Any and all help is much appreciated!
P.S. These are just study guide questions, not homework related.
EDIT: How I arrived at my answer:
Took 5 and 10 at the bottom of the tree, added those together to get a "ghost" node 15. Added 25 to the right of that because it is bigger, then created a ghost node 40 by adding those together. put 30 to the left of 40 because it is smaller, and then created a ghost node 70 by adding the two. Finally added 50 to the left of 70 because it was smaller and then created the final ghost node 120 by adding the two.

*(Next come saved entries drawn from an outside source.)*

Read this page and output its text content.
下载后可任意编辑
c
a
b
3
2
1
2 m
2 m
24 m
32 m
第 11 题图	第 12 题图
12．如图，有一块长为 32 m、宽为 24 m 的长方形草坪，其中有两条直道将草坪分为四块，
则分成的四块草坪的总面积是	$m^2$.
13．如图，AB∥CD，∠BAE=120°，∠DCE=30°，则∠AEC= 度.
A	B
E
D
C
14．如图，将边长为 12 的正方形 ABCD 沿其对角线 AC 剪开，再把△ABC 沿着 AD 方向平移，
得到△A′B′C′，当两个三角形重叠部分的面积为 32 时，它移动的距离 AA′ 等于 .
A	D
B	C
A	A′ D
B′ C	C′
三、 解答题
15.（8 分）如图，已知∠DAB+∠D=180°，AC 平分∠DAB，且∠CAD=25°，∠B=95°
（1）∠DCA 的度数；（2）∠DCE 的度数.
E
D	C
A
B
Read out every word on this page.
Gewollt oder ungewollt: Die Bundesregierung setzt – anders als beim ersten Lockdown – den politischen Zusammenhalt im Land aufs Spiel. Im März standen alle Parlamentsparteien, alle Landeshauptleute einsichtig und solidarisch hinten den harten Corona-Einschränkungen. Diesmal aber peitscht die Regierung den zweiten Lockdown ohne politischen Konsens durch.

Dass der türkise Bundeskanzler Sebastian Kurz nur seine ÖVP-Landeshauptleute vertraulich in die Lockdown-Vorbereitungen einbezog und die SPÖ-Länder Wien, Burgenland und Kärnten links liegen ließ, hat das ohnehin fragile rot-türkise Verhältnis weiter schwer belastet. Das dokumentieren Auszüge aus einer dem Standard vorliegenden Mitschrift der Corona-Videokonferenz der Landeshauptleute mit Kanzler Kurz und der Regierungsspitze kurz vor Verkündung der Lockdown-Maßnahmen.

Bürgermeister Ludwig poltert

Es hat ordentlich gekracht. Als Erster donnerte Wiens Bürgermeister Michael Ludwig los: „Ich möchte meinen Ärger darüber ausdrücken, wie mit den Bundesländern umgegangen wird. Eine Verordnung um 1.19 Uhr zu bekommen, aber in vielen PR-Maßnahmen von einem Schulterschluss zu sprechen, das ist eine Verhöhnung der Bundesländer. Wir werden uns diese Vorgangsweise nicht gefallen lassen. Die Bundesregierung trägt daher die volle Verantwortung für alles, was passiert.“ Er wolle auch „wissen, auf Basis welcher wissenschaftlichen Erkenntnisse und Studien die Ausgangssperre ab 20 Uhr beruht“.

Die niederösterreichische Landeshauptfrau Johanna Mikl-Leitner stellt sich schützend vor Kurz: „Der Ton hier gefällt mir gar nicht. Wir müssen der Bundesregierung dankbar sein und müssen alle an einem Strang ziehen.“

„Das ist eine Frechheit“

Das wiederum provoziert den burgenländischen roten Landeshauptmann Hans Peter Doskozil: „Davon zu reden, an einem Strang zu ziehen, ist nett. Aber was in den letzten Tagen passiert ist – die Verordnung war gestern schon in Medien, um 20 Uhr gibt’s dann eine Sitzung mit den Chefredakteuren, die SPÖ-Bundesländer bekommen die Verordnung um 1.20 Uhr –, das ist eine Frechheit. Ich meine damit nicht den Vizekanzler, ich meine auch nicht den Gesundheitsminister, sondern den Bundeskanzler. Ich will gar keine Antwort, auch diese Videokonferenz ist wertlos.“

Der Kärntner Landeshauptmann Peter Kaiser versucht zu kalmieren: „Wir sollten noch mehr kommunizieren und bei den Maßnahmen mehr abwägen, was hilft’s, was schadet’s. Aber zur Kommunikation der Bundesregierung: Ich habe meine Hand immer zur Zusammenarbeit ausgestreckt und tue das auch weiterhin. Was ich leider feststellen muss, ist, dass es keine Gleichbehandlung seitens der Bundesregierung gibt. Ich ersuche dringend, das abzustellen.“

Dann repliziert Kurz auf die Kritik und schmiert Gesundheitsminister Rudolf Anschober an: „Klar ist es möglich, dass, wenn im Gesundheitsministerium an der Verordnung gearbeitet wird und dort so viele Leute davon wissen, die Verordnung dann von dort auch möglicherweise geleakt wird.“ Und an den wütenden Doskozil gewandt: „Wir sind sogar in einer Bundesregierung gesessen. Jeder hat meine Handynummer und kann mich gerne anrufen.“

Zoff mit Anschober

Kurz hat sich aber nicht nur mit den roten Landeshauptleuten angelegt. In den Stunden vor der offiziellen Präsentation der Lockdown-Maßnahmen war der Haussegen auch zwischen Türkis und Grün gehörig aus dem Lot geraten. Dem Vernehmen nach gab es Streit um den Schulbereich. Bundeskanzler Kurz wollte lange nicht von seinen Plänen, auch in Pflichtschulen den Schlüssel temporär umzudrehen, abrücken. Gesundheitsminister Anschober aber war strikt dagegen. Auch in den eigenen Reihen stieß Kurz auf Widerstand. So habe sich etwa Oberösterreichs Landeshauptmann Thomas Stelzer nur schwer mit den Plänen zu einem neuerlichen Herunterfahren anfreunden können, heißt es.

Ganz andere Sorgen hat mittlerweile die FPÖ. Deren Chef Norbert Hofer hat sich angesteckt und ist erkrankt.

This is what my Huffman.pm comes up with:
0 -- *
10 -- +
110 -- -
1110 -- /
1111 -- %
The above are the shortest symbols encoding the input string. It is a tree, with an implicit root:
Root
/ \
0(*) 1
/ \
0(+) 1
/ \
0(-) 1
/ \
0(/) 1(%)
There are different ways to encode it, but it must be consistent. As per wikipedia:
the bit string representing some particular symbol is never a prefix of the bit string representing any other symbol
Your tree
120
/ \
50(*) 70
/ \
30(+) 40
/ \
15 25(-)
/ \
5(%) 10(/)
satisfies this, although with a different encoding:
0 *
10 +
1100 %
1101 /
111 -
The reason our trees are different is because mine is a Canonical Huffman Code, which means that I only have to list the symbols and length of their encoding (or path) for anyone to be able to re-construct the Huffman codes/tree:
*: 1
+: 2
-: 3
/: 4
%: 4
This is because a 0 always terminates a code, and 1 always means that at least 1 more node will follow, except for the outermost leaf (%, 1111), which is possible because we know the maximum code length (the maximum depth of the tree).